Ernst H. wurde in Westpreußen geboren, als Jugendlicher kam er mit seinen Eltern in die Ukraine. Als landwirtschaftlicher Helfer arbeitete er in einer Kolchose, bis er von den deutschen Truppen als Hilfspolizist rekrutiert wurde. Daß er zu der Hilfspolizeitruppe gehörte, die im Sommer 1942 den ukrainischen Weilers absperrte, streitet er nicht ab. "Ich war dabei Ö", hebt er an. Er spricht den Satz nicht zu Ende. Mit zittriger Stimme murmelt er: "Das war eine Schweinerei damals." Aber Schuld, beteuert der frühere Pferdeknecht, der bei Kriegsende in amerikanische Gefangenschaft geriet, Schuld habe er keine. "Ich habe nicht geschossen", sagt er, und: "Wir hatten zu gehorchen", "Auf mich hätte doch keiner gehört". Verbittert klagt H.: "Die Kleinen hängt man, und die Großen läßt man laufen."

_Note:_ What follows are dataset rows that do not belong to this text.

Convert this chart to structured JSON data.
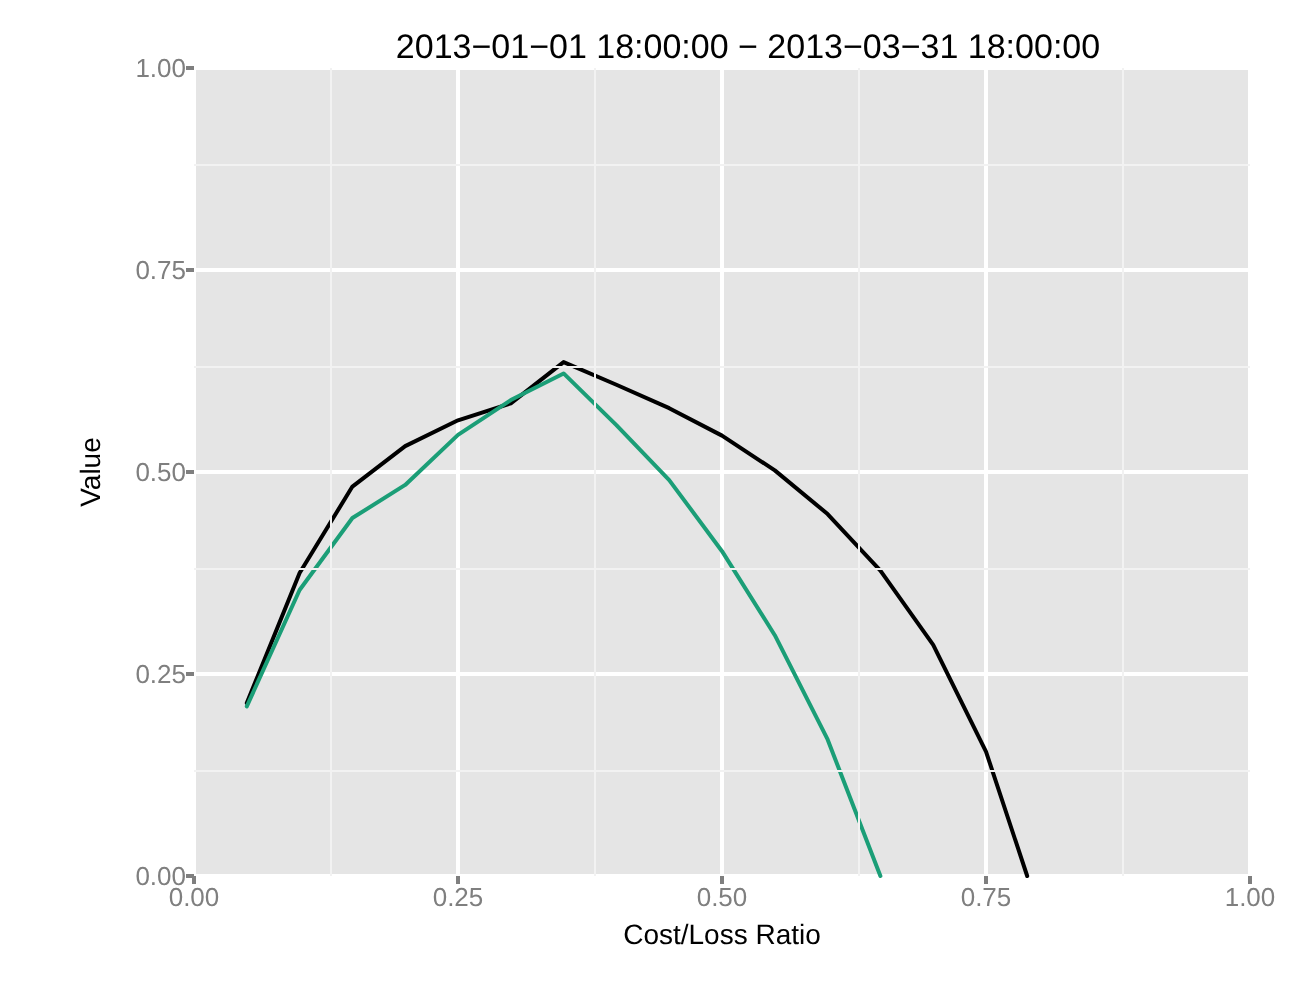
{
  "chart_data": {
    "type": "line",
    "title": "2013−01−01 18:00:00 − 2013−03−31 18:00:00",
    "xlabel": "Cost/Loss Ratio",
    "ylabel": "Value",
    "xlim": [
      0,
      1
    ],
    "xticks": [
      {
        "value": 0,
        "label": "0.00"
      },
      {
        "value": 0.25,
        "label": "0.25"
      },
      {
        "value": 0.5,
        "label": "0.50"
      },
      {
        "value": 0.75,
        "label": "0.75"
      },
      {
        "value": 1,
        "label": "1.00"
      }
    ],
    "ylim": [
      0,
      1
    ],
    "yticks": [
      {
        "value": 0,
        "label": "0.00"
      },
      {
        "value": 0.25,
        "label": "0.25"
      },
      {
        "value": 0.5,
        "label": "0.50"
      },
      {
        "value": 0.75,
        "label": "0.75"
      },
      {
        "value": 1,
        "label": "1.00"
      }
    ],
    "grid": true,
    "marker": "none",
    "line_style": "solid",
    "series": [
      {
        "color": "#000000",
        "x": [
          0.05,
          0.1,
          0.15,
          0.2,
          0.25,
          0.3,
          0.35,
          0.4,
          0.45,
          0.5,
          0.55,
          0.6,
          0.65,
          0.7,
          0.75,
          0.789
        ],
        "values": [
          0.214,
          0.375,
          0.482,
          0.532,
          0.564,
          0.585,
          0.636,
          0.608,
          0.579,
          0.545,
          0.502,
          0.448,
          0.378,
          0.286,
          0.154,
          0
        ]
      },
      {
        "color": "#1b9e77",
        "x": [
          0.05,
          0.1,
          0.15,
          0.2,
          0.25,
          0.3,
          0.35,
          0.4,
          0.45,
          0.5,
          0.55,
          0.6,
          0.65
        ],
        "values": [
          0.21,
          0.354,
          0.443,
          0.484,
          0.546,
          0.589,
          0.622,
          0.558,
          0.49,
          0.402,
          0.298,
          0.169,
          0
        ]
      }
    ]
  }
}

Auch die Staatsanwälte glauben nicht, daß den Dortmunder Fahndern der Zentralstelle für die Verfolgung von NS-Verbrechen mit Ernst H. ein großer Fisch ins Netz gegangen ist. Deshalb klagen sie ihn auch nur der Beihilfe zum mehrfachen Mord an. 39 Seiten umfaßt die Anklageschrift. Neun Zeugen werden das Kriegsverbrechen im Sommer 1942 in der Ukraine wieder in Erinnerung rufen. Weil Ernst H. damals 19 Jahre alt und damit nach bundesdeutschem Strafrecht noch Heranwachsender war, wird vor der Jugendkammer des Landgerichts Köln verhandelt.

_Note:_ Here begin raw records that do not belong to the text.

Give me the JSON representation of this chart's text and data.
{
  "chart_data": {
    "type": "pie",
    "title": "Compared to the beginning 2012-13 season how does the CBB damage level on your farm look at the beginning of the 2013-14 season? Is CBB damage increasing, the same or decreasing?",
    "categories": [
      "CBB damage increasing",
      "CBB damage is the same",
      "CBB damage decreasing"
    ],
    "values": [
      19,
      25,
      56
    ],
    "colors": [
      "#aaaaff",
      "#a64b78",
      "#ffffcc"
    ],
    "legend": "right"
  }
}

Daß es überhaupt dazu kommt, ist dem Zufall zu verdanken. 1992 erhielt die Zentralstelle ein Rechtshilfeersuchen. Bei den Ermittlungen gegen einen mittlerweile in Australien lebenden Ukrainer wurden Zeugen gesucht. Dem ehemaligen Angehörigen der "Gendarmerie Ustinova" werfen die australischen Behörden die Ermordung von 3 000 Juden vor. Wegen Erkrankung des Beschuldigten wurde dieses Verfahren inzwischen eingestellt. Aber von den australischen Kollegen erfuhren die Dortmunder Staatsanwälte den Namen des mittlerweile in Leverkusen lebenden "Volksdeutschen". Bei Recherchen in ukrainischen Archiven entdecken Oberstaatsanwalt Klaus Schacht und seine vier Kollegen weitere Dokumente und Beweise. Sogar einen überlebenden Zeugen des Geschehens fanden sie.

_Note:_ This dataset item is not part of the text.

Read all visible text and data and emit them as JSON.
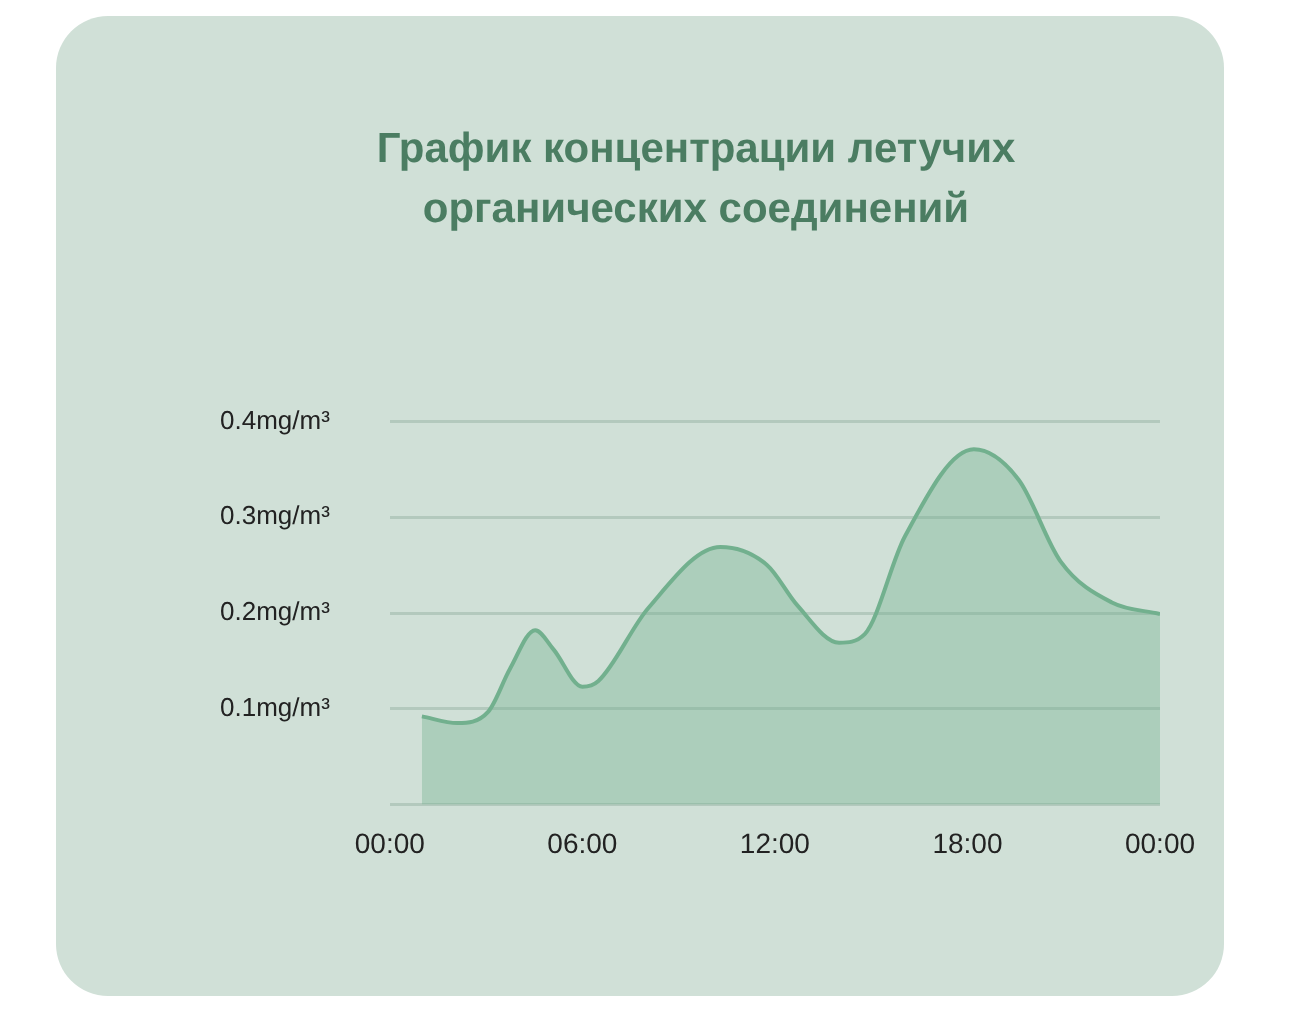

52 Jahre nach Kriegsende ist die Bilanz der bundesdeutschen Strafermittler in Sachen nationalsozialistischer Gewaltverbrechen niederschmetternd. 106 000 Ermittlungsverfahren wurden in all den Jahren gegen mutmaßliche NS-Verbrecher eingeleitet, doch in den weitaus meisten Fällen mußten die Akten unverrichteter Dinge wieder geschlossen werden. Die Täter waren verstorben oder nicht mehr zu ermitteln. Es fanden sich keine ausreichenden Beweismittel oder keine überlebenden Zeugen mehr. Oft genug bremsten altgediente Nazijuristen die Ermittlungen aus.

Zwar sind bei der Dortmunder Zentralstelle nach wie vor noch 39 Ermittlungsverfahren anhängig, aber die Hoffnung ist gering, diese noch zur Anklage zu bringen. So wird das Verfahren wegen Beihilfe zum Mord an "mindestens 40 jüdischen Menschen" gegen Ernst H., das am Donnerstag, dem 27. November vor der 4. Großen Strafkammer des Landgerichts Köln beginnt, möglicherweise eines der letzten dieser Art sein.